2. Private Security Companies (PSCs)
They provide armed protection for "nouns": people, places, and things. These include politicians, military leaders, buildings, organizations, convoys, etc.... While conceptually there is little difference between security guards in Iraq and in the United States, where private security outnumbers regular police three to one, PSCs in Iraq tend to have military backgrounds, be better armed, and offer a higher level of armed security capable of defending their "nouns" against attacks by heavily armed insurgents and bandits.
3. Private Military Companies (PMCs)
PMCs are firms used to alter the strategic shape of a conflict. PMCs generally work for states, international and regional organizations and provide military and police training, security sector reform, assistance in defense ministry design, and even advice on proper civil-military relations in a democracy. PMC employees are generally unarmed, though in Iraq some carry sidearms for self-defense.Note that although Private Military Firms are involved in war zones and may tangentially be involved in combat operations, primarily their purpose is supportive and defensive.

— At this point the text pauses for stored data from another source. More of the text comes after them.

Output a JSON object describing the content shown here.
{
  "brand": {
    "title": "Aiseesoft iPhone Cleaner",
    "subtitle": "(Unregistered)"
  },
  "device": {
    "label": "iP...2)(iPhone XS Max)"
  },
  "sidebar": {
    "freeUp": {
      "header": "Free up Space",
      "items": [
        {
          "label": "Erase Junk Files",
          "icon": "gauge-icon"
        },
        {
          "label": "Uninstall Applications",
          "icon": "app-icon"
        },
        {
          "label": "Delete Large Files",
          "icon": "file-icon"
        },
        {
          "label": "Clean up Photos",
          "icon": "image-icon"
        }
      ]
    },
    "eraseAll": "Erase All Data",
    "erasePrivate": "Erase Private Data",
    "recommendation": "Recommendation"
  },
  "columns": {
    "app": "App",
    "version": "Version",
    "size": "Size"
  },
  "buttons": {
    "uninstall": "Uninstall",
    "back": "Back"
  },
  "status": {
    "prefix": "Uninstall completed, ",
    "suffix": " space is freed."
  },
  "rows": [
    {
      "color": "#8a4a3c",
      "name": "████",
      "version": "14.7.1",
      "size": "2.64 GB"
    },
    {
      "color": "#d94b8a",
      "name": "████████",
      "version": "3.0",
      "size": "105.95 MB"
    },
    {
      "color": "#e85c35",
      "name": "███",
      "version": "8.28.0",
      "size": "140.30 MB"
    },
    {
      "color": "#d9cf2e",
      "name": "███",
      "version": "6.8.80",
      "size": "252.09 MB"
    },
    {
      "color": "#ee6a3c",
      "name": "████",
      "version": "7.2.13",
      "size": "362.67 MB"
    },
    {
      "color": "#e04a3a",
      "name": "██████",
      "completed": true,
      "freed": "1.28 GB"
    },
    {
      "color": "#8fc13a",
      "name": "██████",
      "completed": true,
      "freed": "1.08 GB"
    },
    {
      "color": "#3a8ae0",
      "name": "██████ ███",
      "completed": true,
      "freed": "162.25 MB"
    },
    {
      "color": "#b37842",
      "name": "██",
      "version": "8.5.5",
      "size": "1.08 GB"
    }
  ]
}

According to Brooks and Shevlin, there are five main advantages to private military firms:
* surge capacity and speed - the ability to recruit and train personnel
* force multiplication - the ability to rapidly deploy personnel, equipment, and munitions
* specialized skills - most often in technology, security details, and training
* ease of use - the competitive market ensures that firms are highly responsive to their governmental "customers," and easily discarded if unsuccessful
* cost efficiency - on the whole, private military firms are cheaper than similarly equipped State actors
The article contains much more regarding the legal status of private firms, both in domestic and international law, too complex to summarize here. Overall, Brooks and Shevlin's analysis is well worth reading for LDers looking for affirmative arguments.